Rifampin

Links

Drug Name

Rifampin is a semisynthetic antibiotic belonging to the rifamycin class. The drug binds within bacterial RNA polymerase and sterically blocks the extension of 2-3 nucleotide RNA products. Rifampin has bactericidal activity against gram-positive and gram-negative bacteria. It is a first-line drug in combination therapy to treat Mycobacterium tuberculosis infections (Campbell et al., 2001).

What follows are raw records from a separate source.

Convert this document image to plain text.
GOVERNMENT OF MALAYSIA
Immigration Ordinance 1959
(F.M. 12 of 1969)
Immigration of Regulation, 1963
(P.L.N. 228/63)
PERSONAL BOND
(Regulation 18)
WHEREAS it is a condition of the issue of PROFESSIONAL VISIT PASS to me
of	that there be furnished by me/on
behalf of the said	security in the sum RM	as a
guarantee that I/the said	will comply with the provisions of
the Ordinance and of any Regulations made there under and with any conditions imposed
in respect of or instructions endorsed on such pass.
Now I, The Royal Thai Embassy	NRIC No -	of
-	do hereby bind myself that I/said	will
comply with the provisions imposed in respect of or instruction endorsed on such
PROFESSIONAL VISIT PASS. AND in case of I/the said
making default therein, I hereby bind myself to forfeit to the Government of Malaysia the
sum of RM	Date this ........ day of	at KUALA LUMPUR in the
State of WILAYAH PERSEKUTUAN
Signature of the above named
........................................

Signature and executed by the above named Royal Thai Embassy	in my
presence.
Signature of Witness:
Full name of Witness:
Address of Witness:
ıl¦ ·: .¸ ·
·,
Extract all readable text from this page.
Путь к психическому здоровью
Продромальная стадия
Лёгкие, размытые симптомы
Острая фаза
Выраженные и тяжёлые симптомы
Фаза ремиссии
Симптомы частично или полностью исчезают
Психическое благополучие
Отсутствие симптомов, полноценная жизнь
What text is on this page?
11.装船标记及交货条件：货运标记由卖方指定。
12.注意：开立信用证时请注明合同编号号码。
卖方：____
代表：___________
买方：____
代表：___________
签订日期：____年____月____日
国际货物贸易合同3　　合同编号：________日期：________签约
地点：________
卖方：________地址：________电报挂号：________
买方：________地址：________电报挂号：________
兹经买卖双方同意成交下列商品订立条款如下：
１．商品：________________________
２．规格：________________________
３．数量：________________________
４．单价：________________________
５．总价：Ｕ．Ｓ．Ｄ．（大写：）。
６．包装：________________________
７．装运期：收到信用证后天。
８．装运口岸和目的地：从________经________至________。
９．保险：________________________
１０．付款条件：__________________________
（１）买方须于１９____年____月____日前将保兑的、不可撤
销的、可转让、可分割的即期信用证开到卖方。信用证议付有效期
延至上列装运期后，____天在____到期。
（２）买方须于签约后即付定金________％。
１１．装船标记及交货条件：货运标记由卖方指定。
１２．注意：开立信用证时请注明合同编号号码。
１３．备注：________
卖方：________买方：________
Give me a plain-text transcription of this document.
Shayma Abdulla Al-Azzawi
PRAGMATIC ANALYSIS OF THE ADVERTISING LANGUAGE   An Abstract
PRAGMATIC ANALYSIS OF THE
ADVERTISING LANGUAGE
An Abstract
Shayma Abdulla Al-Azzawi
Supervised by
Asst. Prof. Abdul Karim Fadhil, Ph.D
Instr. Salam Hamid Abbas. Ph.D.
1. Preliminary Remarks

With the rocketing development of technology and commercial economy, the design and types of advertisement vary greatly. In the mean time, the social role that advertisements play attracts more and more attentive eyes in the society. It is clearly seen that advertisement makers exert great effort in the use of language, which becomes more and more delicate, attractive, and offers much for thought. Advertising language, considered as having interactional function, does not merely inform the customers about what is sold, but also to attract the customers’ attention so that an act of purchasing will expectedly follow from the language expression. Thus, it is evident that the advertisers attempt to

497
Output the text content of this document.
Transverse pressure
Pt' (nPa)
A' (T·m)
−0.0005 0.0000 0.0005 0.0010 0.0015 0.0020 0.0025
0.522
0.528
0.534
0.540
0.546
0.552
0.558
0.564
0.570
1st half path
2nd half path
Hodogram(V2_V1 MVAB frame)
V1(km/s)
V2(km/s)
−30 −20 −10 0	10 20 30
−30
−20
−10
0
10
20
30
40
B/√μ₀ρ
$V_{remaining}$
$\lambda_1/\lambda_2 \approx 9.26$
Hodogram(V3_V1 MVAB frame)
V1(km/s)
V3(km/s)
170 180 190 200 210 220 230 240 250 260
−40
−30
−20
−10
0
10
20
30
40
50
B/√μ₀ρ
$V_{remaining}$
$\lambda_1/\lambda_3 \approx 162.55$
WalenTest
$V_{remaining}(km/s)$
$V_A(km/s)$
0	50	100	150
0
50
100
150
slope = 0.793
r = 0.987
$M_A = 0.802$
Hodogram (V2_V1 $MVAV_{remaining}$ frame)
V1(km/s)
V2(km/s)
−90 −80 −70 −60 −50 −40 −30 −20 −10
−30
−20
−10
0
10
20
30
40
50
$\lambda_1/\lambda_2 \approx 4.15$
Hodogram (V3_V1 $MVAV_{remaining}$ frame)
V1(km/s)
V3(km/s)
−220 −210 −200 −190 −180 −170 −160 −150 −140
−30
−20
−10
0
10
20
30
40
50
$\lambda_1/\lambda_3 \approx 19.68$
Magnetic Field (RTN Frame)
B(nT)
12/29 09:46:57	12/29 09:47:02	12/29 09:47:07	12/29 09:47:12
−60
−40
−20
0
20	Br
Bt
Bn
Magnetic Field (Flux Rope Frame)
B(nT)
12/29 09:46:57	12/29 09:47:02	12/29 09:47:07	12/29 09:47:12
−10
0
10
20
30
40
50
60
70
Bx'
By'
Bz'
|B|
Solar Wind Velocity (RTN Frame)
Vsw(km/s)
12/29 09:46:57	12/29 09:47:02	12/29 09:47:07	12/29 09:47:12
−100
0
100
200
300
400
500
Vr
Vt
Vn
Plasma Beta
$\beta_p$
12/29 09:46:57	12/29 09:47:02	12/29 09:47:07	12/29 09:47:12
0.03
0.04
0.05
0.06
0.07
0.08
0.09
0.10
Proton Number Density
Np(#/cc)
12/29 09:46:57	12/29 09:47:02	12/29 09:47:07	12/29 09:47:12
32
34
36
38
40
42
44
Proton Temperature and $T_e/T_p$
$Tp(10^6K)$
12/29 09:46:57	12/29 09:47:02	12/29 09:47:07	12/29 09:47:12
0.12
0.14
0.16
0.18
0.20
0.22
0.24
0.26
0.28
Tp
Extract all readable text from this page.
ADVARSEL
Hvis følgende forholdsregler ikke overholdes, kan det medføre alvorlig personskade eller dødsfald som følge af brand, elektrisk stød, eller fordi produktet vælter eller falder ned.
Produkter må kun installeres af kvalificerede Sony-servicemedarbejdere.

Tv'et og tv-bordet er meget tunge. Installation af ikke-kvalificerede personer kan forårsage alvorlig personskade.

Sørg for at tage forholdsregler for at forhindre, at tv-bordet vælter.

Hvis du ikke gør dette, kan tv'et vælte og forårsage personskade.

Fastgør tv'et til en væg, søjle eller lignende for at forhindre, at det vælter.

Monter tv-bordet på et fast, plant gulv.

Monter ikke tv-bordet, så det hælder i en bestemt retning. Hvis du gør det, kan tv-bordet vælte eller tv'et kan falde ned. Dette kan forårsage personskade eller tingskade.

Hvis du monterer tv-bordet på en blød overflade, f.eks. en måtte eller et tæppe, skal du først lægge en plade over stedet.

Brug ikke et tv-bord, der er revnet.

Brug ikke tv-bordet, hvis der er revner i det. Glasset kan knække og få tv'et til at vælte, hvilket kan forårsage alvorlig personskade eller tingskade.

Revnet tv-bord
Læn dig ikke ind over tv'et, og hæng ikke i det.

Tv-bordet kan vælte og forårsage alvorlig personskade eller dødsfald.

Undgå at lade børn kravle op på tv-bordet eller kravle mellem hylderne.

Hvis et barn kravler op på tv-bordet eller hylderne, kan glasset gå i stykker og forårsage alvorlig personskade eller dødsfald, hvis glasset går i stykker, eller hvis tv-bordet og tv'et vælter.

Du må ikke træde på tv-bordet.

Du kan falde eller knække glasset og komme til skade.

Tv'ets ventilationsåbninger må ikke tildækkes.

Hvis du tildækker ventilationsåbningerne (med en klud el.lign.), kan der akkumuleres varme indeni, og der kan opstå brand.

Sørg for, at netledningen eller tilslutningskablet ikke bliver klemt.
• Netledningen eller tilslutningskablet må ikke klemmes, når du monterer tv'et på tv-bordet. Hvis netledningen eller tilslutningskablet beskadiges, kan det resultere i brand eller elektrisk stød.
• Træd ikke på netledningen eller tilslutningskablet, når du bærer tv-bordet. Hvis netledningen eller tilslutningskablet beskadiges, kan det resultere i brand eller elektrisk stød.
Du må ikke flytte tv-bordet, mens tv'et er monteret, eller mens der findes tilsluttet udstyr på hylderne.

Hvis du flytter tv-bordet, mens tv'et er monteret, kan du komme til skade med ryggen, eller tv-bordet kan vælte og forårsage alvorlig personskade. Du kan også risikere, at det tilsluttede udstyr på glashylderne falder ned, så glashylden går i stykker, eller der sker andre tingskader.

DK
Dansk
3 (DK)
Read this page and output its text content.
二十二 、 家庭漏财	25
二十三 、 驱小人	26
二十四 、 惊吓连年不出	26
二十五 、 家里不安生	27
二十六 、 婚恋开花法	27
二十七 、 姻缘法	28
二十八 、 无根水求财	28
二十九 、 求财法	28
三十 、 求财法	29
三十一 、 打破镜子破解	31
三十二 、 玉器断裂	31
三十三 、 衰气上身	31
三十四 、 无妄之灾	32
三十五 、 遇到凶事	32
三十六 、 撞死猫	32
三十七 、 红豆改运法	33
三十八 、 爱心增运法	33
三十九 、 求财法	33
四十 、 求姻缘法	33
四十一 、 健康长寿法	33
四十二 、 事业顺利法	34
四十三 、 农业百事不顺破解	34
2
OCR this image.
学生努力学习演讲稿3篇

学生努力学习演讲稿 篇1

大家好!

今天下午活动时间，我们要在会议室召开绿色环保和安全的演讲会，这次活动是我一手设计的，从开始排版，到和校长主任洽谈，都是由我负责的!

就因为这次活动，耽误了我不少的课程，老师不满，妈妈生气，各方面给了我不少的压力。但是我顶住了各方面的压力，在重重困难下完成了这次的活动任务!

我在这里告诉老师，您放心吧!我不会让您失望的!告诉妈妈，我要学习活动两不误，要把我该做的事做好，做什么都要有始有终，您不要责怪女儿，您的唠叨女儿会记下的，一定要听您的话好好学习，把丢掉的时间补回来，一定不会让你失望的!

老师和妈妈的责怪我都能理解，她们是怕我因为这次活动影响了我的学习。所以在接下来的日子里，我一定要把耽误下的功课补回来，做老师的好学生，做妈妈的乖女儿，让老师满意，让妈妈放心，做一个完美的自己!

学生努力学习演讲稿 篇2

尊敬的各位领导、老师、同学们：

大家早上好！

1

Table 1. Basic profile of rifampin.

Description Broad-spectrum rifamycin antibiotic
Target(s) RNA polymerase
Generic Rifampin
Commercial Name RIFADIN
Combination Drug(s) Isoniazid, pyrazinamide, ethambutol, streptomycin
Other Synonyms Rifampicin
IUPAC Name [(7S,9E,11S,12R,13S,14R,15R,16R,17S,18S,19E,21Z)-2,15,17,27,29-pentahydroxy-11-methoxy-3,7,12,14,16,18,22-heptamethyl-26-[(E)-(4-methylpiperazin-1-yl)iminomethyl]-6,23-dioxo-8,30-dioxa-24-azatetracyclo[23.3.1.14,7.05,28]triaconta-1(29),2,4,9,19,21,25,27-octaen-13-yl] acetate
Ligand Code in PDB RFP
PDB Structure 5uhb (Structure of Mycobacterium tuberculosis transcription initiation complex in complex with Rifampin)
ATC code J04AB02
Figure 1. 2D and 3D structures of Rifampin (PDB ligand code: RFP).

Antibiotic Chemistry

Rifampin, a semisynthetic derivative of rifamycin, is composed of a naphthol ring fused to an “ansa” bridge. It is a relatively apolar molecule.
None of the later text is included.